Close window without messagebox

S

Steven Malcolm

Hello there

Is it possible to close a window without the messagebox coming up asking if
you really want to close the window?


Steven
 
S

Stuart Palmer

Only if it's not the last main browser window i.e not a popup.

I believe the answer is no.

Stu
 
S

Silvio Bierman

Steven Malcolm said:
Hello there

Is it possible to close a window without the messagebox coming up asking if
you really want to close the window?


Steven

Depends. Most browsers will not let you do this, IE (at least the more
recent versions) will. To do it in IE use:

window.opener = window;
window.close();

IE seems to conclude that when a window has an opener it is not a top-level
window. This could break in any future version naturally but for now you can
save some users some trouble.

Silvio Bierman
 
M

Michael Winter

[snip]
IE seems to conclude that when a window has an opener it is not a
top-level window. This could break in any future version naturally
but for now you can save some users some trouble.

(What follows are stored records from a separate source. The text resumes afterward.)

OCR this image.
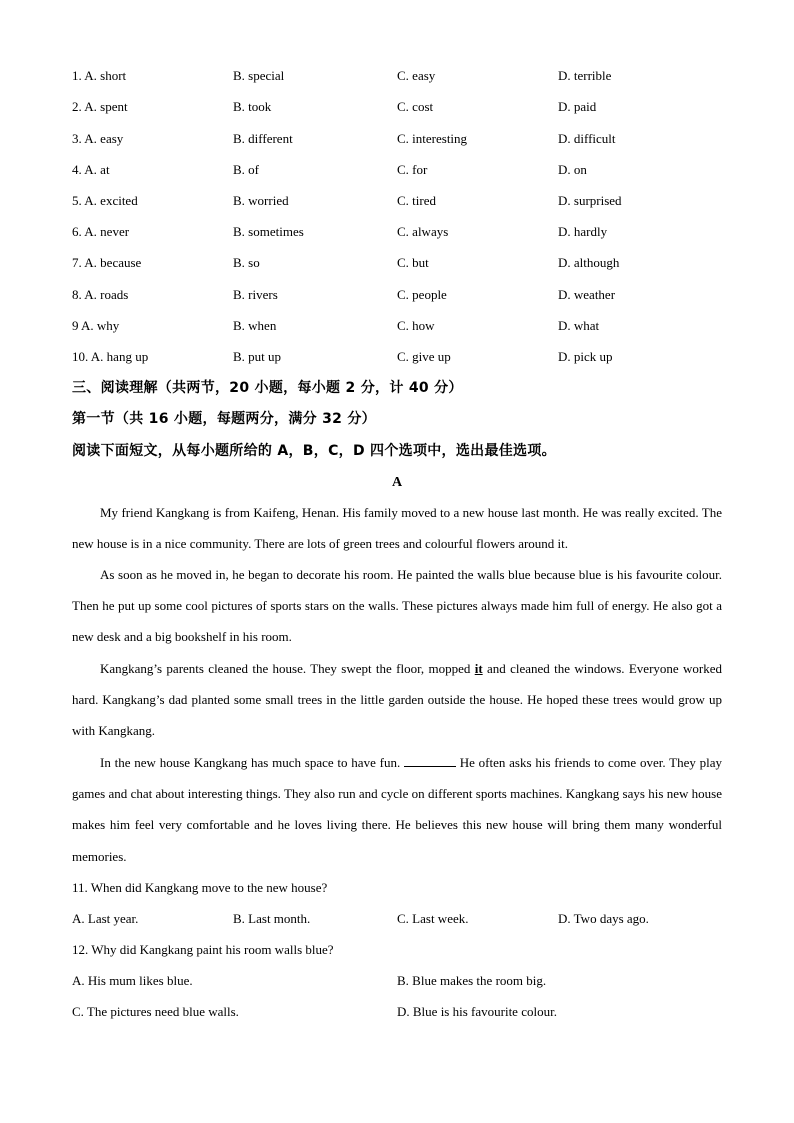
1. A. short	B. special	C. easy	D. terrible
2. A. spent	B. took	C. cost	D. paid
3. A. easy	B. different	C. interesting	D. difficult
4. A. at	B. of	C. for	D. on
5. A. excited	B. worried	C. tired	D. surprised
6. A. never	B. sometimes	C. always	D. hardly
7. A. because	B. so	C. but	D. although
8. A. roads	B. rivers	C. people	D. weather
9 A. why	B. when	C. how	D. what
10. A. hang up	B. put up	C. give up	D. pick up
三、阅读理解（共两节，20 小题，每小题 2 分，计 40 分）
第一节（共 16 小题，每题两分，满分 32 分）
阅读下面短文，从每小题所给的 A，B，C，D 四个选项中，选出最佳选项。
A
My friend Kangkang is from Kaifeng, Henan. His family moved to a new house last month. He was really excited. The new house is in a nice community. There are lots of green trees and colourful flowers around it.
As soon as he moved in, he began to decorate his room. He painted the walls blue because blue is his favourite colour. Then he put up some cool pictures of sports stars on the walls. These pictures always made him full of energy. He also got a new desk and a big bookshelf in his room.
Kangkang’s parents cleaned the house. They swept the floor, mopped it and cleaned the windows. Everyone worked hard. Kangkang’s dad planted some small trees in the little garden outside the house. He hoped these trees would grow up with Kangkang.
In the new house Kangkang has much space to have fun.	He often asks his friends to come over. They play games and chat about interesting things. They also run and cycle on different sports machines. Kangkang says his new house makes him feel very comfortable and he loves living there. He believes this new house will bring them many wonderful memories.
11. When did Kangkang move to the new house?
A. Last year.	B. Last month.	C. Last week.	D. Two days ago.
12. Why did Kangkang paint his room walls blue?
A. His mum likes blue.	B. Blue makes the room big.
C. The pictures need blue walls.	D. Blue is his favourite colour.
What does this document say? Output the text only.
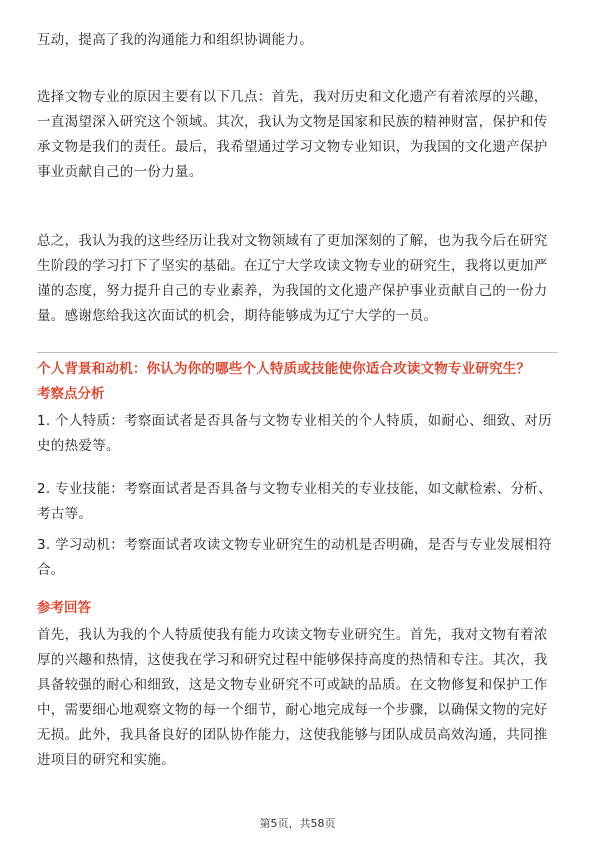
互动，提高了我的沟通能力和组织协调能力。

选择文物专业的原因主要有以下几点：首先，我对历史和文化遗产有着浓厚的兴趣，一直渴望深入研究这个领域。其次，我认为文物是国家和民族的精神财富，保护和传承文物是我们的责任。最后，我希望通过学习文物专业知识，为我国的文化遗产保护事业贡献自己的一份力量。

总之，我认为我的这些经历让我对文物领域有了更加深刻的了解，也为我今后在研究生阶段的学习打下了坚实的基础。在辽宁大学攻读文物专业的研究生，我将以更加严谨的态度，努力提升自己的专业素养，为我国的文化遗产保护事业贡献自己的一份力量。感谢您给我这次面试的机会，期待能够成为辽宁大学的一员。

个人背景和动机：你认为你的哪些个人特质或技能使你适合攻读文物专业研究生？

考察点分析

1. 个人特质：考察面试者是否具备与文物专业相关的个人特质，如耐心、细致、对历史的热爱等。

2. 专业技能：考察面试者是否具备与文物专业相关的专业技能，如文献检索、分析、考古等。

3. 学习动机：考察面试者攻读文物专业研究生的动机是否明确，是否与专业发展相符合。

参考回答

首先，我认为我的个人特质使我有能力攻读文物专业研究生。首先，我对文物有着浓厚的兴趣和热情，这使我在学习和研究过程中能够保持高度的热情和专注。其次，我具备较强的耐心和细致，这是文物专业研究不可或缺的品质。在文物修复和保护工作中，需要细心地观察文物的每一个细节，耐心地完成每一个步骤，以确保文物的完好无损。此外，我具备良好的团队协作能力，这使我能够与团队成员高效沟通，共同推进项目的研究和实施。

第5页，共58页
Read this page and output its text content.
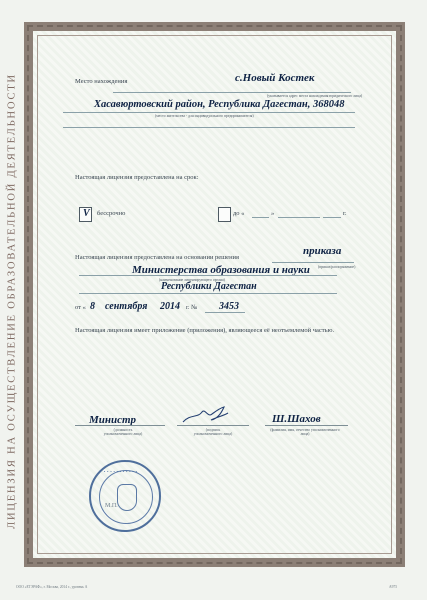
ЛИЦЕНЗИЯ НА ОСУЩЕСТВЛЕНИЕ ОБРАЗОВАТЕЛЬНОЙ ДЕЯТЕЛЬНОСТИ	Место нахождения	с.Новый Костек
(указывается адрес места нахождения юридического лица)
Хасавюртовский район, Республика Дагестан, 368048
(место жительства - для индивидуального предпринимателя)
Настоящая лицензия предоставлена на срок:
V бессрочно	до «	»	г.
Настоящая лицензия предоставлена на основании решения
приказа
(приказ/распоряжение)
Министерства образования и науки
(наименование лицензирующего органа)
Республики Дагестан
от « 8 сентября 2014 г. № 3453
Настоящая лицензия имеет приложение (приложения), являющееся её неотъемлемой частью.
Министр
(должность уполномоченного лица)
(подпись уполномоченного лица)
Ш.Шахов
(фамилия, имя, отчество уполномоченного лица)
• • • • • • • • • • •
М.П.
ООО «ЕТЭРАФ», г. Москва, 2014 г., уровень А	А975
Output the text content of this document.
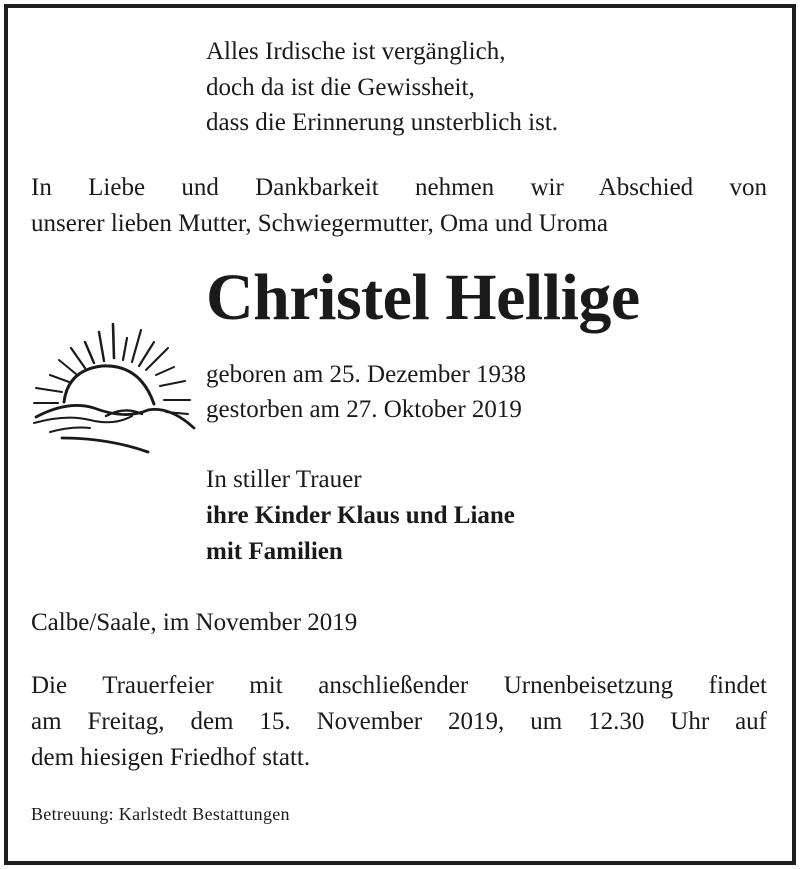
Alles Irdische ist vergänglich,
doch da ist die Gewissheit,
dass die Erinnerung unsterblich ist.
In Liebe und Dankbarkeit nehmen wir Abschied von
unserer lieben Mutter, Schwiegermutter, Oma und Uroma
Christel Hellige
geboren am 25. Dezember 1938
gestorben am 27. Oktober 2019
In stiller Trauer
ihre Kinder Klaus und Liane
mit Familien
Calbe/Saale, im November 2019
Die Trauerfeier mit anschließender Urnenbeisetzung findet
am Freitag, dem 15. November 2019, um 12.30 Uhr auf
dem hiesigen Friedhof statt.
Betreuung: Karlstedt Bestattungen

An intentionally introduced security vulnerability? What on Earth
possessed Microsoft to do this? JavaScript "developers" that complained
they couldn't close browser windows at their discretion, even when the
user might not want it to happen?

Mike
 
R

Richard Cornford

Michael said:
Silvio Bierman wrote:
[snip]
IE seems to conclude that when a window has an opener it
is not a top-level window. This could break in any future
version naturally but for now you can save some users some
trouble.

An intentionally introduced security vulnerability? What
on Earth possessed Microsoft to do this? ...
<snip>

It is not so much introduced, more as yet unpatched. IE browsers (and a
fair number of others) have suffered from it for years. It doesn't get
publicised much on this group because rather than saving "users some
trouble", closing the users browser without their consent destroys
everything it continued, possibly including their browsing history,
session cookies, partly filled in form information, etc. So in reality,
predictably causing the user trouble. The people who ask the question
don't understand web browsers sufficiently to appreciate the harm such
an action can do, else they would never think such a thing was a god
idea.

The practical upshot of any wide dissemination of the hack, and its use
by inconsiderate web authors, will be that content-inserting proxies
will be distributed with built in filters to jump on either references
to the - window.close - method or the - opener - property. Moving
cross-window interaction even further into the realm of "too unreliable
to consider for Internet use". There are no shortage of javascript
authors who never consider the impact of their actions on users,
themselves or browser scripting as a task; whiteness the pop-up window.

Richard.
 
R

Randy Webb

Michael said:
[snip]
IE seems to conclude that when a window has an opener it is not a
top-level window. This could break in any future version naturally
but for now you can save some users some trouble.


An intentionally introduced security vulnerability? What on Earth
possessed Microsoft to do this? JavaScript "developers" that complained
they couldn't close browser windows at their discretion, even when the
user might not want it to happen?

Mike

Search the archives for "The unconditional truth" and you will find a
partial list of browsers that have that "feature" and it is far from
limited to Microsoft.
 
S

Steven Malcolm

Thanks for your answer, but excuse my ignorance, but I know next to
nothing about javascript.

How do I actually use

window.opener = window;
window.close();


Thanks


Steven
 
S

Steven Malcolm

Thanks for your reply.

The reason I need to be able to close the web browser window is this.

I am writing a database at work which will work of a touchscreen at the
reception desk, and be used as a check-in/check-out system. Part of
this is that new visitors are taken through a short induction, which is
in the form of html pages(and I cannot change them to anything else),
and at the end of the presentation I need to be able to close the
browser and return to the database.

Thanks


Steven
 
R

Randy Webb

Steven said:
Thanks for your answer, but excuse my ignorance, but I know next to
nothing about javascript.

How do I actually use

window.opener = window;
window.close();

From your other reply, you are working in an intranet environment and
as such, you have more control over what browser is used. If you can
modify the last .html in the intro course, then you add the above
snippet in the last page in a script block.